3.2. Antibacterial Activity Assay
The bacterial strains were incubated in Mueller–Hinton Broth medium at 37 °C over 24 h in aerobic conditions. The number of cells in the suspension was adjusted to that of 0.5 McFarland standard, which was an equivalent of 108 colony-forming units (CFU). The antibacterial activities of thiadiazole ligands and their Zn(II) complexes were determined as minimal inhibitory concentration (MIC) using broth dilution method.
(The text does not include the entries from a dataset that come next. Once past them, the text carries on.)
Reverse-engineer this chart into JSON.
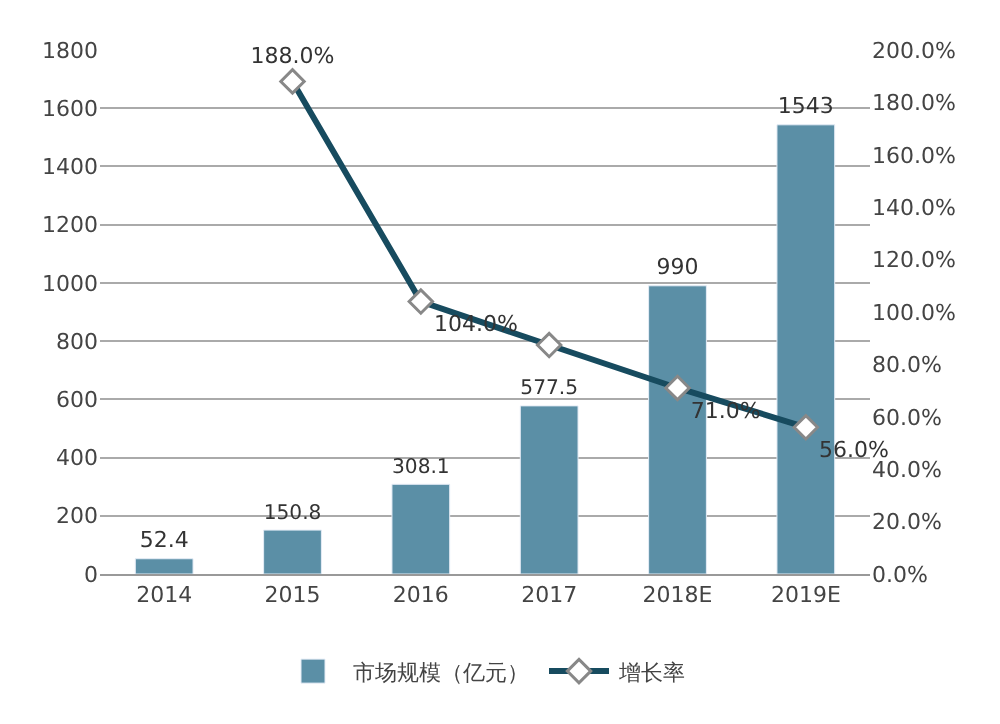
{
  "chart_data": {
    "type": "bar",
    "categories": [
      "2014",
      "2015",
      "2016",
      "2017",
      "2018E",
      "2019E"
    ],
    "series": [
      {
        "name": "市场规模（亿元）",
        "color": "#5b8fa6",
        "values": [
          52.4,
          150.8,
          308.1,
          577.5,
          990,
          1543
        ],
        "value_labels": [
          "52.4",
          "150.8",
          "308.1",
          "577.5",
          "990",
          "1543"
        ]
      },
      {
        "name": "增长率",
        "type": "line",
        "axis": "y2",
        "color": "#174b5f",
        "marker": "diamond",
        "values": [
          null,
          188.0,
          104.0,
          87.4,
          71.0,
          56.0
        ],
        "value_labels": [
          null,
          "188.0%",
          "104.0%",
          null,
          "71.0%",
          "56.0%"
        ]
      }
    ],
    "ylim": [
      0,
      1800
    ],
    "yticks": [
      0,
      200,
      400,
      600,
      800,
      1000,
      1200,
      1400,
      1600,
      1800
    ],
    "y2lim": [
      0,
      200
    ],
    "y2ticks": [
      {
        "value": 0,
        "label": "0.0%"
      },
      {
        "value": 20,
        "label": "20.0%"
      },
      {
        "value": 40,
        "label": "40.0%"
      },
      {
        "value": 60,
        "label": "60.0%"
      },
      {
        "value": 80,
        "label": "80.0%"
      },
      {
        "value": 100,
        "label": "100.0%"
      },
      {
        "value": 120,
        "label": "120.0%"
      },
      {
        "value": 140,
        "label": "140.0%"
      },
      {
        "value": 160,
        "label": "160.0%"
      },
      {
        "value": 180,
        "label": "180.0%"
      },
      {
        "value": 200,
        "label": "200.0%"
      }
    ],
    "grid": "y",
    "legend": "bottom"
  }
}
All experiments were performed based on the standard protocol [39
]. The experiments were carried out in 96-well plate and the thiadiazole derivatives were tested within the concentration range of 7.9 µg/mL to 1 mg/mL. All experiments were run in triplicate.
Additionally, the possibility of synergistic antibacterial action was assessed with use of the checkerboard method, in which the compounds 1–3, 5, and 7 were combined with kanamycin and the mixtures were examined for their activity against S. aureus.